Giuseppe Tomasi di Lampedusa |
Giuseppe Tomasi di Lampedusa adquirió celebridad con su novela El Gatopardo, publicada en 1958, un año después de su muerte. Para entonces había escrito algunos relatos, unas Lecciones sobre Stendhal y Conversaciones literarias, que también vieron la luz póstumamente. Estas últimas fueron elaboradas como pequeños ensayos «de modo ligero y fluido, a menudo jocoso, con el fin de animar a sus jóvenes alumnos a un más profundo conocimiento de la literatura francesa [del Quinientos] sin cuyo dominio, como él decía, no existe cultura», tal como afirma en el prólogo Alessandra di Lampedusa. Este exclusivo propósito prevaleció sobre el de darles una mayor difusión y, para evitarla, hasta se negó a sus manuscritos fuesen copiados. Afortunadamente sólo se cumplió a medias la voluntad de autor y de este modo podemos leer con gran placer unas lecciones con un estilo directo, sencillo, irónico y, sobre todo, reveladores de un gran sentido didáctico iluminado por una aguda sensibilidad crítica.
Desde el carnal Rabelais hasta el piadoso Montaigne, Di Lampedusa dibuja el paisaje de un siglo determinado por los cambios fraguados por las ideas humanísticas que sustentaron el Renacimiento y prepararon el camino de la modernidad en el marco de la violencia e intolerancia que incubaron las guerras de religión. En esa Francia, donde la razón laica iba ganándole terreno a la religión, las creaciones literarias acusan en sus temas y estilos la intensidad de la confrontación. El profesor siciliano describe con acierto este soberbio escenario para situar a sus autores y explicar a sus discípulos las características de su obra. Con erudición no exenta de humor aparecen ante el lector imágenes nítidas -en un recurso que más adelante atribuye a Montaigne- de la vida y de la obra de autores conocidos -o que deberían serlo- y otros menores. Así se suceden François Rabelais, visto a través de su exuberante Gargantúa y Pantagruel, Calvino, Marot, Scève, Ronsard, du Bellay, Marc de Papillon, Enrique IV y otros poetas y narradores menores. Junto a ellos las poetas Pernette Du guillet y Louise Labé y la narradora Margarita de Navarra, cuyas cualidades literarias le sirven para poner el acento en la enorme influencia intelectual que han ejercido las mujeres en la producción literaria francesa.

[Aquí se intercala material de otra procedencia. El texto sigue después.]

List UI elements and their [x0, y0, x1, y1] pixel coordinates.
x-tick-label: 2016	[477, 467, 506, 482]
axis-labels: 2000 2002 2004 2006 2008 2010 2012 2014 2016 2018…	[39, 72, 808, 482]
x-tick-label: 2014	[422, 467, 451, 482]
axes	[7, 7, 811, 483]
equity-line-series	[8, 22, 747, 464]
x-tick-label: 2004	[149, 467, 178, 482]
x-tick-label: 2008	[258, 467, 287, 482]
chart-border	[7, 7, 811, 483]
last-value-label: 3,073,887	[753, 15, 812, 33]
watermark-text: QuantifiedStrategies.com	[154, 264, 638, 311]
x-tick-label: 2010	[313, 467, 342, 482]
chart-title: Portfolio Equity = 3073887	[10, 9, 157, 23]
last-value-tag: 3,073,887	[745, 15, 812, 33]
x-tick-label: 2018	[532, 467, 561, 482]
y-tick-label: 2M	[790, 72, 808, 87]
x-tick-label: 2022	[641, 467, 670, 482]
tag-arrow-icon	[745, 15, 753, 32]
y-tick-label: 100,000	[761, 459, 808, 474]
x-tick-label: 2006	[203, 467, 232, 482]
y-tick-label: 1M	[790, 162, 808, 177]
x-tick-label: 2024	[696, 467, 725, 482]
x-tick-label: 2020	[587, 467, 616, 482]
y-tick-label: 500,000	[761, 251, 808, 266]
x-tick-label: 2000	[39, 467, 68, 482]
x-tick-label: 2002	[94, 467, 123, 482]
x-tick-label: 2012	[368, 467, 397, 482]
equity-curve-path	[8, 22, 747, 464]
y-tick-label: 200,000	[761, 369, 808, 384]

Pero, además de su irónico distanciamiento, el humor y la lucidez con que aborda una de las literaturas que él considera fundamentales de la cultura europea, le permiten a Giuseppe di Lampedusa hacer una crítica sin prejuicios con la que espiga las obras con la misma naturalidad con que un campesino separa el grano de la paja. Todos quedan bajo su lupa crítica, especialmente Rabelais, a quien considera «un escritor de crisis» que preludia el Renacimiento, y Ronsard, de quien llega a dudar de su inteligencia -«cosa no del todo improbable ya que no está reñido ser un gran poeta y al propio tiempo algo corto de luces»- ante su grave error de concepción de la Franciade, poema épico que el poeta creyó sería su obra cumbre. E
En vital proceso de cambios que dejaba atrás los conceptos literarios medievales, destaca Di Lampedusa el nacimiento de la Pléiade, de la que forman parte Ronsard y Du Bellay, «dotados de un gran talento» y otros «buenos poetas, de rango normal». Es Du Bellay el encargado de redactar el manifiesto de una escuela que se publicó en 1549 con el título de Défense et illustration de la Langue Française y que constituye «la obra más antigua de la crítica francesa». A la vez que defiende la vuelta a la Antigüedad greco-romana, este manifiesto rechaza con brusquedad los preceptos poéticos medievales que limitan nuevas fórmulas de versificación, como la rima, que aún aceptado su necesidad de acuerdo al estado de la lengua, exige que sean más rigurosas, y pone énfasis en la pobreza léxica y en la impostación retórica.
Finalmente, Giuseppe di Lampedusa exalta las virtudes literarias de Enrique IV, el artífice del Edicto de Nantes de 1598, que decretó la libertad de culto e institucionalizó la tolerancia abriendo así un largo período de paz y prosperidad para el reino, y de Montaigne, cuyos Ensayos revelan un pensamiento que «descree tanto de la fe como de la razón», y de quien dice que posee un estilo que «es una perpetua figuración que se renueva a cada línea; sus ideas nos la comunica sólo por medio de imágenes; y todas imágenes diferentes, fáciles y traslúcidas.»